The value of payments that occur on smart home devices is expected to exceed $164bn in 2025, rising sharply from the expected $22bn in 2020, according to a report from Juniper Research.
This surge in value will be driven by the growing use of smart speakers that support e-commerce.
One development fostering this rise in smart home payments will be the use of smart displays that will enable users to see the products before they confirm purchases. To enable this, however, voice assistant vendors need to ensure checkout processes are seamless between smart speakers and smart displays.
These findings are part of Juniper Research’s “Smart Home Payments: Segment Analysis, Use Cases & Market Forecasts 2020-2025.”
A key point of the report is that payment-enabled smart home devices need to combine their services with digital wallets, such as Google Pay or PayPal, to ensure their success. The company claims there could be more than 2.7 billion smart home devices in use by 2025.
What might come as a surprise, is that TV payments are likely to be a major portion of smart home payments.

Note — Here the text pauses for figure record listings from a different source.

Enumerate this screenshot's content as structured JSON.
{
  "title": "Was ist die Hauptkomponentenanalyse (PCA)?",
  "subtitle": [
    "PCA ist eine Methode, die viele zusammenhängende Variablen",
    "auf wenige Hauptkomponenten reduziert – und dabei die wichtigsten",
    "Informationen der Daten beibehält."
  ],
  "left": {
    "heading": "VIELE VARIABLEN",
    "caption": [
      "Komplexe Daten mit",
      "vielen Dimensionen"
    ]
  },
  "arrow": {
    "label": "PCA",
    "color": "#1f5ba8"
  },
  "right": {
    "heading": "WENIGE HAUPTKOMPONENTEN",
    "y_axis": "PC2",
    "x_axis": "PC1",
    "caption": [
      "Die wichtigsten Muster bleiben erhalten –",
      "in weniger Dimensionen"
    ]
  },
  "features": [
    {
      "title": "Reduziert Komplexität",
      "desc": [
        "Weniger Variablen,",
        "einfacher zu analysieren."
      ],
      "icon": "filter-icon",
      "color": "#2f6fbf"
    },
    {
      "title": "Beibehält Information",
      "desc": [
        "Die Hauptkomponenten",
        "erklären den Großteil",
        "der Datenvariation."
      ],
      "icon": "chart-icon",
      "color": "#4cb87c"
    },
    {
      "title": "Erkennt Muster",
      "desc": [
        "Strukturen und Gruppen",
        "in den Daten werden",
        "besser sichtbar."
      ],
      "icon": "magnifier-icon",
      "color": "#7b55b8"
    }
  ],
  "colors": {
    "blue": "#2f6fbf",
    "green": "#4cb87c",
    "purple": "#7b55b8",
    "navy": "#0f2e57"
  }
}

The research claims they will account for more than 20% of total transaction values in 2025.
Research co-author Nick Maynard said, ‘Smart home device vendors must prioritise payments acceptance by merchants; making the integration of digital wallets a top priority for smart home vendors. This integration will enable smart home vendors to deliver a compelling and familiar user experience, whilst also ensuring the security required for success.’